My proof below: $$ 27(-x+y+z)(x-y+z)(x+y-z)=-27(x^3+y^3+z^3+2xyz)+27\left\{x^2(y+z)+y^2(z+x)+z^2(x+y)\right\} $$
Adding and subtracting $(x+y+z)^3$ to this, we get the RHS as $$ (x+y+z)^3-28(x^3+y^3+z^3)-60xyz+24\left\{x^2(y+z)+y^2(z+x)+z^2(x+y)\right\} \label{eq1} \tag{1} $$
It can easily be proved that $$ 2(x^3+y^3+z^3)>x^2(y+z)+y^2(z+x)+z^2(x+y)>6xyz $$
This can be converted into equalities as: $$ \begin{aligned} &2(x^3+y^3+z^3)=x^2(y+z)+y^2(z+x)+z^2(x+y)+q_1 \\ &2(x^3+y^3+z^3)=6xyz+q_2 \\ &\{q_1,q_2|\text{ }q_2>q_1>0\} \end{aligned} $$
Using these results in $\eqref{eq1}$, we get $$ \begin{aligned} 27(-x+y+z)(x-y+z)(x+y-z)&=(x+y+z)^3-28(x^3+y^3+z^3)-20(x^3+y^3+z^3)-10q_2+48(x^3+y^3+z^3)-24q_1\\ &=(x+y+z)^3-10q_2-24q_1 \end{aligned} $$
Therefore, we can say $$ (x+y+z)^3>27(-x+y+z)(x-y+z)(x+y-z) $$
My question is: Is there a simpler way to do this?

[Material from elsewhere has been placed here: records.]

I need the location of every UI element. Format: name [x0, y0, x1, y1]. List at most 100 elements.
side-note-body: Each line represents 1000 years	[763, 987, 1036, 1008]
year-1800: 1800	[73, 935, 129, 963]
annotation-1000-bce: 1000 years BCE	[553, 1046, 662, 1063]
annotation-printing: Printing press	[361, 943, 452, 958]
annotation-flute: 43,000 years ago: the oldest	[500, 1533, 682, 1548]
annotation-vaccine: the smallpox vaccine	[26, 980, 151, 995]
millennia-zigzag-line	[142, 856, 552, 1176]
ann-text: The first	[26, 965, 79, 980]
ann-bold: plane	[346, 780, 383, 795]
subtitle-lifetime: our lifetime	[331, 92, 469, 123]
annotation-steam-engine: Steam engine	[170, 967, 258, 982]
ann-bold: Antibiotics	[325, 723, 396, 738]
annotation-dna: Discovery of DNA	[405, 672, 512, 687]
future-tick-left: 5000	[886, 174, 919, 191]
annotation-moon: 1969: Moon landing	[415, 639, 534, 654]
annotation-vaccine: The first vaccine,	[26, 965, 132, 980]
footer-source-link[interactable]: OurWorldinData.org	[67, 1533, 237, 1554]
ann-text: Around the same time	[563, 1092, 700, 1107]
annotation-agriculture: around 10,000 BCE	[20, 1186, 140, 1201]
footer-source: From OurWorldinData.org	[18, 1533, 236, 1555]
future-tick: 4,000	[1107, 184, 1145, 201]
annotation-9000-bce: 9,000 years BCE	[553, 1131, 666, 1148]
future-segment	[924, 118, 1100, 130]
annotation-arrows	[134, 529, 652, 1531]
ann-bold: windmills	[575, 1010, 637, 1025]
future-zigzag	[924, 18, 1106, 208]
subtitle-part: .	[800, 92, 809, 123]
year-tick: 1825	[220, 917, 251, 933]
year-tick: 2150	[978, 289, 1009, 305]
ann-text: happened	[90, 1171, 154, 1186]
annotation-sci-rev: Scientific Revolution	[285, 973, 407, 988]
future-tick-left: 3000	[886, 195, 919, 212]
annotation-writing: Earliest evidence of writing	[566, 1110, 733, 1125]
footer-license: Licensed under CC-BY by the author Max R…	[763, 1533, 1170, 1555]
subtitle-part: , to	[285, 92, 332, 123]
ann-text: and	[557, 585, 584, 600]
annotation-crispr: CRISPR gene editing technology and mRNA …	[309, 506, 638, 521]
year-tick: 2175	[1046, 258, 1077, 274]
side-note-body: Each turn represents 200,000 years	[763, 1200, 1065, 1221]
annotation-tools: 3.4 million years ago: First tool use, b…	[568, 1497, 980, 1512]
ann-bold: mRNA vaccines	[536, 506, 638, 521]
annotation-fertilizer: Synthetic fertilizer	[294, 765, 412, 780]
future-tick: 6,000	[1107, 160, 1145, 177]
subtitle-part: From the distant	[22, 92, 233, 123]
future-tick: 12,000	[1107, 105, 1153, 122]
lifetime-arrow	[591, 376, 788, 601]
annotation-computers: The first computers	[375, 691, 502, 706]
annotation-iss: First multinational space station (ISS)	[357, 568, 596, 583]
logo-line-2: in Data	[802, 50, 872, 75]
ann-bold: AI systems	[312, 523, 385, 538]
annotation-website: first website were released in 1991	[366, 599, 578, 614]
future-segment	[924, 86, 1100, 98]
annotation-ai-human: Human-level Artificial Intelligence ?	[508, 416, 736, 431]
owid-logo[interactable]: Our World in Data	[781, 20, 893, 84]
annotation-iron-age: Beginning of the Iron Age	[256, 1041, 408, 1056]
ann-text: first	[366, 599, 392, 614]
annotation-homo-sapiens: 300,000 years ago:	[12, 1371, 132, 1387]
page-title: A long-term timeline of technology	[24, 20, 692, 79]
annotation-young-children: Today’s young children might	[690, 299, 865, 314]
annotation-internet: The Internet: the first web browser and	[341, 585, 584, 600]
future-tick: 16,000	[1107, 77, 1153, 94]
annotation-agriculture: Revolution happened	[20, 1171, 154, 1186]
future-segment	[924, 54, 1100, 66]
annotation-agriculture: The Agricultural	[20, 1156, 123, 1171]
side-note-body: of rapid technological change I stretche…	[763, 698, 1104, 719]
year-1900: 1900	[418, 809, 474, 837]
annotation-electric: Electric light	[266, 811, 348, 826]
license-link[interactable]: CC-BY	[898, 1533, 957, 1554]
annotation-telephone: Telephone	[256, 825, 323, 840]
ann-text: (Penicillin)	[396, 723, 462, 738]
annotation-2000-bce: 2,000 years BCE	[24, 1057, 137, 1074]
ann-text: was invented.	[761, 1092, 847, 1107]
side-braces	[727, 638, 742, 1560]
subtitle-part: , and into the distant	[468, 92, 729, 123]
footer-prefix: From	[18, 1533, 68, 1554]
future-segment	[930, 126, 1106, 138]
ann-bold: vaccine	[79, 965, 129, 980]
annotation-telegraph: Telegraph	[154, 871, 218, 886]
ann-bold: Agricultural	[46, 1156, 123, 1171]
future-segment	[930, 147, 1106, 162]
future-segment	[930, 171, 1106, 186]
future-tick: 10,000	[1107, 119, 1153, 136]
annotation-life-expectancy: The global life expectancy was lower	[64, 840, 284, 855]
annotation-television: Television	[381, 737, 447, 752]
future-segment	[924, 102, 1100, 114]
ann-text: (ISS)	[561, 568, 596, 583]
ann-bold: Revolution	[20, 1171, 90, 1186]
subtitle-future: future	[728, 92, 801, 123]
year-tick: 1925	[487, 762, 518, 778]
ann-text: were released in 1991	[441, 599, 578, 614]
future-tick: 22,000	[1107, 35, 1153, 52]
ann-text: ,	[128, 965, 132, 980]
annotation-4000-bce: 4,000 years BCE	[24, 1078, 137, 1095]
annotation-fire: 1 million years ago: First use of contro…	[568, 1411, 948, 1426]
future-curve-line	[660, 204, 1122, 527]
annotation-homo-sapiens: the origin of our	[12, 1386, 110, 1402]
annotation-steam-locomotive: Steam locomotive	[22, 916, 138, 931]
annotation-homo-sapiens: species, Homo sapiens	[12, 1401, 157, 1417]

Let $\ \ \ p = -x+y+z$; $\ \ \ q= x-y+z$; $\ \ \ r = x+y-z$.
Notice that $p+q+r = x+y+z$
In case, $p,q,r>0$.
So, by AM-GM
$$\cfrac{p+q+r}{3} \ge \sqrt[3]{pqr}$$
$$\cfrac{x+y+z}{3} \ge \sqrt[3]{(-x+y+z)(x-y+z)(x+y-z)}$$
On cubing,
$$\cfrac{(x+y+z)^3}{27} \ge (-x+y+z)(x-y+z)(x+y-z) $$
Therefore:
$$\boxed{(x+y+z)^3 \ge 27(-x+y+z)(x-y+z)(x+y-z)}$$
Equality holds for $x=y=z$, but since that doesn't match what the question requires, you can ignore the equality sign.
As fleablood has suggested, note that:
If $x,y,z$ are positive then at most one of the $p,q,r$ is non-positive (as only one of $x,y,z$ can be larger than the sum of the other two) and if that were the case we'd have the simple case that $pqr≤0$ but $(x+y+z)^3>0$.